George Monbiot doesn't actually understand what a market is, does he?

George Monbiot wants to tell us all that the crisis of our times has shown that markets don’t work. Instead, there’s a grand upsurge in people indulging in voluntary cooperation:

You can watch neoliberalism collapsing in real time. Governments whose mission was to shrink the state, to cut taxes and borrowing and dismantle public services, are discovering that the market forces they fetishised cannot defend us from this crisis. The theory has been tested, and almost everywhere abandoned. It may not be true that there were no atheists in the trenches, but there are no neoliberals in a pandemic.

The shift is even more interesting than it first appears. Power has migrated not just from private money to the state, but from both market and state to another place altogether: the commons. All over the world, communities have mobilised where governments have failed.

That’s what the commons, communalism, is, voluntary cooperation. That’s what a market is too, voluntary cooperation.

It’s entirely true that cooperation mediated by money allows transactions with strangers, that the more communal form is necessarily limited to those known. But money is only the token of reciprocation at this level of the analysis - and try existing in a communal system without reciprocating for any length of time. You’ll be somewhere between shunned and an outcast in short order, possibly faster than someone known for not paying in a monetised economy.

To use the favourite journalistic example - given the trade’s experience of the places - the pub.

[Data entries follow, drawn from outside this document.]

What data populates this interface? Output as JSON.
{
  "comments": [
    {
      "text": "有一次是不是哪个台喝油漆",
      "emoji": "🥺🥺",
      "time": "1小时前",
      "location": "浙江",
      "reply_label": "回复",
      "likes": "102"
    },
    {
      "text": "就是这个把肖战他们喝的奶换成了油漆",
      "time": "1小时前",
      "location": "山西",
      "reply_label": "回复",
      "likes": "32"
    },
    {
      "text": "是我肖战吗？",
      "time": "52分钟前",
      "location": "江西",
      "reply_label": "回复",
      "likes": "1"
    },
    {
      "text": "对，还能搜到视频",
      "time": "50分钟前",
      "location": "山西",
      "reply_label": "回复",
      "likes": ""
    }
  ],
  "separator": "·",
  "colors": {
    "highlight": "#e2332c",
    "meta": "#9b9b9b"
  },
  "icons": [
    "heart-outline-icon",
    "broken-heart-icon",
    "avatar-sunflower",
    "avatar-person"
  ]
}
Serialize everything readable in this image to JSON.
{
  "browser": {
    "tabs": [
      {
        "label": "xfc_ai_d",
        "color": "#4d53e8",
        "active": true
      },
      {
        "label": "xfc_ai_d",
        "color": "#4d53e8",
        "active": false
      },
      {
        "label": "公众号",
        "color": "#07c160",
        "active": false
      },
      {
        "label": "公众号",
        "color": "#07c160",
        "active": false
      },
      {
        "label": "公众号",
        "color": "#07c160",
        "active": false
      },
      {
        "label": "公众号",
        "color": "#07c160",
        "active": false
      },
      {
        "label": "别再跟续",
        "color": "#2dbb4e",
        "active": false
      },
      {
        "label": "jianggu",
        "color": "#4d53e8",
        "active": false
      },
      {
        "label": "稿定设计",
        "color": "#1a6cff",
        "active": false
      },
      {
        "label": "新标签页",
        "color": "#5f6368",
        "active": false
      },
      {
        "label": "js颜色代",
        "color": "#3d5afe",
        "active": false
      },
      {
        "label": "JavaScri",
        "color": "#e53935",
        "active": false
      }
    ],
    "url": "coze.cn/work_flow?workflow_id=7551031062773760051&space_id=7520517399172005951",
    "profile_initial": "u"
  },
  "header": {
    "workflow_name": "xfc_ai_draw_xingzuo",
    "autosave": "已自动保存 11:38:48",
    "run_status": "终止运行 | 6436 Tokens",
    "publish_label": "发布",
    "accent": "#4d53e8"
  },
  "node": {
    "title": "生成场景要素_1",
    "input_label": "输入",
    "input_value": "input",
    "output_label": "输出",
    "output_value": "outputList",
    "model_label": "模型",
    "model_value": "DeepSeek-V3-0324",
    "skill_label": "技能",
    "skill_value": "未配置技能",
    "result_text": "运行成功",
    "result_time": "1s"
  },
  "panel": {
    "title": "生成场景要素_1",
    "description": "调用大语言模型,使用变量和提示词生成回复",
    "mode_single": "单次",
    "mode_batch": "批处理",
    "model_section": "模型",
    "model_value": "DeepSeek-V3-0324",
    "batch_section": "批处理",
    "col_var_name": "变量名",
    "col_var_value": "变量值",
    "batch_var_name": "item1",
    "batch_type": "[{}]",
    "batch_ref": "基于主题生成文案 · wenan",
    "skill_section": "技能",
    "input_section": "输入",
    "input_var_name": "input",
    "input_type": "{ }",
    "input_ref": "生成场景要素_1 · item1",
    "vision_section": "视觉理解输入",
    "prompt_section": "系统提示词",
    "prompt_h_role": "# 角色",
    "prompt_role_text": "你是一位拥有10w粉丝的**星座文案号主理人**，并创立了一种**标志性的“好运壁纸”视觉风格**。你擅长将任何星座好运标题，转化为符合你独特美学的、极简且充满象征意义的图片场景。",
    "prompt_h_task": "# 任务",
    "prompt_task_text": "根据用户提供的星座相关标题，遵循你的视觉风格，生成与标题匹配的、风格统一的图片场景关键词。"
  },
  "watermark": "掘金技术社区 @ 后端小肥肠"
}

The transaction with the bartender is voluntary and mediated by money. Whose round it is is entirely reciprocal and not mediated by mere cash. Yet the accounting is tracked just as eagerly and the failure to reciprocate - either to pay the landlord or to return the round - noted and the future flow of beer restricted for it.

That commons is a market just one using a non-money transaction form of accounting. How could it be otherwise when a market is the sum of voluntary transactions and communalism is a series of voluntary transactions?

At which point we might well have identified Monbiot’s confusion with the world. He thinks there’s some significant distance between people cooperating and exchanging with each other and people cooperating and exchanging with each other.

As to the death of neoliberalism us neoliberals are all in favour of people cooperating, voluntarily, the heck out of each other. That they’re doing it without the mediation of money bothers us not one jot, tittle nor iota.